I work in the family law division, so we assist social workers in the state Department of Human Services. We represent social workers in court enforcing the Child Protection Act.
Usually Child Protective Services get involved when someone calls the police or the child protection hotline because of either physical or psychological harm to a child. That could be a teacher, a principal, a minister, a doctor, a concerned neighbor or even a fellow family member.
A social worker will go to the house, ask questions, look around. Sometimes the parents aren’t around, the kids are sitting there alone, the house is a disaster. The social workers do their assessment, and, based on that, they’ll either take the children, or call the cops and have them take the children. That’s where we come in, and request for a petition to be filed with the court.
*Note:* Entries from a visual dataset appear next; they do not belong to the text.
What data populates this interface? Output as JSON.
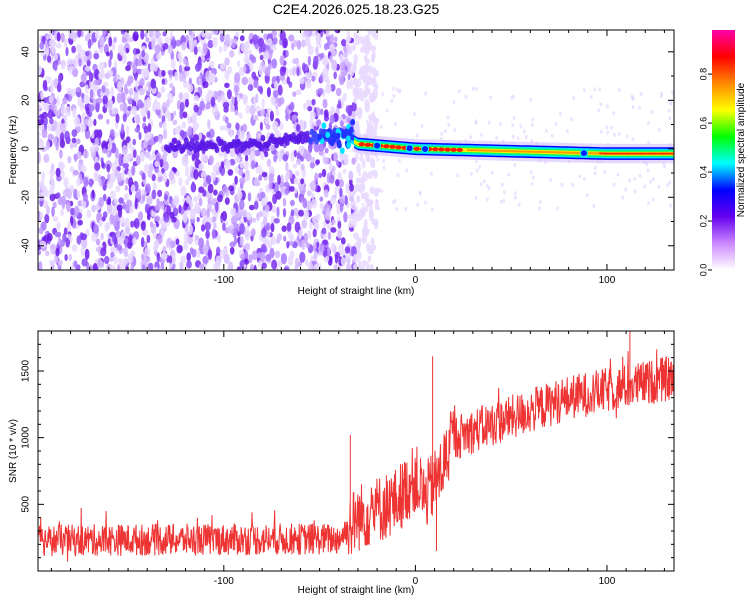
{
  "figure_title": "C2E4.2026.025.18.23.G25",
  "chart_data": [
    {
      "type": "heatmap",
      "title": "C2E4.2026.025.18.23.G25",
      "xlabel": "Height of straight line (km)",
      "ylabel": "Frequency (Hz)",
      "xlim": [
        -197,
        135
      ],
      "ylim": [
        -50,
        49
      ],
      "x_ticks": [
        -100,
        0,
        100
      ],
      "x_tick_labels": [
        "-100",
        "0",
        "100"
      ],
      "y_ticks": [
        -40,
        -20,
        0,
        20,
        40
      ],
      "y_tick_labels": [
        "-40",
        "-20",
        "0",
        "20",
        "40"
      ],
      "colorbar": {
        "label": "Normalized spectral amplitude",
        "range": [
          0,
          0.98
        ],
        "ticks": [
          0.0,
          0.2,
          0.4,
          0.6,
          0.8
        ],
        "tick_labels": [
          "0.0",
          "0.2",
          "0.4",
          "0.6",
          "0.8"
        ],
        "colormap": [
          "#ffffff",
          "#cc88ff",
          "#6600ee",
          "#0000ff",
          "#00ffff",
          "#00ff00",
          "#ffff00",
          "#ff8800",
          "#ff0000",
          "#ff00aa"
        ]
      },
      "features": {
        "noise_region_km": [
          -197,
          -32
        ],
        "signal_start_km": -32,
        "signal_frequency_hz": [
          {
            "x": -110,
            "f": 1
          },
          {
            "x": -80,
            "f": 2
          },
          {
            "x": -55,
            "f": 5
          },
          {
            "x": -40,
            "f": 7
          },
          {
            "x": -30,
            "f": 2
          },
          {
            "x": 0,
            "f": 0
          },
          {
            "x": 50,
            "f": -1
          },
          {
            "x": 100,
            "f": -2
          },
          {
            "x": 135,
            "f": -2
          }
        ]
      }
    },
    {
      "type": "line",
      "xlabel": "Height of straight line (km)",
      "ylabel": "SNR (10 * v/v)",
      "xlim": [
        -197,
        135
      ],
      "ylim": [
        0,
        1800
      ],
      "x_ticks": [
        -100,
        0,
        100
      ],
      "x_tick_labels": [
        "-100",
        "0",
        "100"
      ],
      "y_ticks": [
        500,
        1000,
        1500
      ],
      "y_tick_labels": [
        "500",
        "1000",
        "1500"
      ],
      "series": [
        {
          "name": "SNR",
          "color": "#ee3333",
          "trend": {
            "x": [
              -197,
              -40,
              -30,
              -10,
              0,
              5,
              12,
              20,
              40,
              80,
              135
            ],
            "y": [
              230,
              240,
              400,
              520,
              700,
              550,
              700,
              1000,
              1100,
              1300,
              1450
            ]
          },
          "spikes": [
            {
              "x": 9,
              "y": 1610
            },
            {
              "x": -34,
              "y": 1020
            },
            {
              "x": 112,
              "y": 1800
            },
            {
              "x": 11,
              "y": 150
            }
          ]
        }
      ]
    }
  ]
}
We deal with infants up to 17-year-olds. The safety concerns range all over the place. Everything from neglect, and neglect can include physical and emotional neglect, like abandonment. There’s nutritional neglect, the child is just not being fed right, malnourishment, hygiene neglect, so the child is at risk of infection; they’re filthy. Things like that all the way up to abandonment, so a baby is born and the parents leave the hospital and leave the baby there, or kids are found alone in the apartment or house and the parents are just gone. Then there’s really bad stuff like sexual assault, physical assault, shaken babies.
Not getting into specific cases, but in our courtroom exhibits, we have pictures of apartments in which there are dirty diapers all over the floor in every room, not even closed up, just open. Bugs everywhere. There’s a stench that the neighbors can smell—they’re the ones who called the cops. When the social workers go in, there was a toddler who clearly hadn’t had his diapers changed in two or three days, was sitting in his own filth, hadn’t been bathed. There are no parents present and the 7-year-old says, “Mommy or Daddy left me to take care of the 2-year-old.” Not OK parenting. A majority of the time—75 percent— these cases involve drug use.
I recently became a parent. It makes me look at the facts of a case from a much more personal perspective. I used to just read facts and see them as something to build my case, not that I was cold or shut off. I see my daughter at bath time, she’s naked, about as vulnerable a creature as you can get, a 7-month-old, naked, female child. I don’t know how anyone could sexually violate that. There is no more vulnerable thing on Earth. I may not necessarily think about it immediately when I’m reading the case, but on a day when I have to review a case like that and maybe get ready for a trial because the parents are going to contest it, so I have to bring in a doctor from Kapiolani, who says, “Yes, these injuries are consistent with sexual battery.” On a toddler. Dealing with that, then I go home and hug my kid.
Other attorneys, parents, we’ve talked about some of these cases. Any parent, wealthy to poor, any parent on that economic spectrum could get a hotline call any day. A kid shows up to school with a black eye because they did run into a door. It sounds like something out of Law & Order, “Hey man, my kid just ran into a door.” But kids do fall down the stairs. Shit, when I was kid, I fell all the time. And then the kid goes to school the next day with bruises and a black eye, and the state Department of Education employees are mandatory reporters, they’ve got to call and report it. That’s why we call doctors, because those injuries need to be looked at immediately by a medical professional. We need to know if these injuries are consistent with an accident or they’re consistent with physical harm.
I can’t help but look at some of these cases from a socioeconomic standpoint. The majority of our cases are lower-income families. A parent does not get court-appointed attorneys unless they qualify under a certain income level, and most of our parents qualify.
Yes, sometimes it’s the parent’s fault. We have cases in which it’s difficult to argue that these parents didn’t choose drugs over their kids. It’s hard not to argue that this parent was like, “I’d rather be on ice than take care of my kid, or have my kid in my life.” And that’s a super shitty thing to witness. I can’t empathize, but I sympathize with parents whose backs are against the wall and it’s almost like a choiceless choice. And when families realize, I love my kids so much I will do anything to get them back, those are the parents who kill themselves to do every service we recommend. There are happy endings in cases where parents get their kids back and they have really bettered their lives. It’s huge.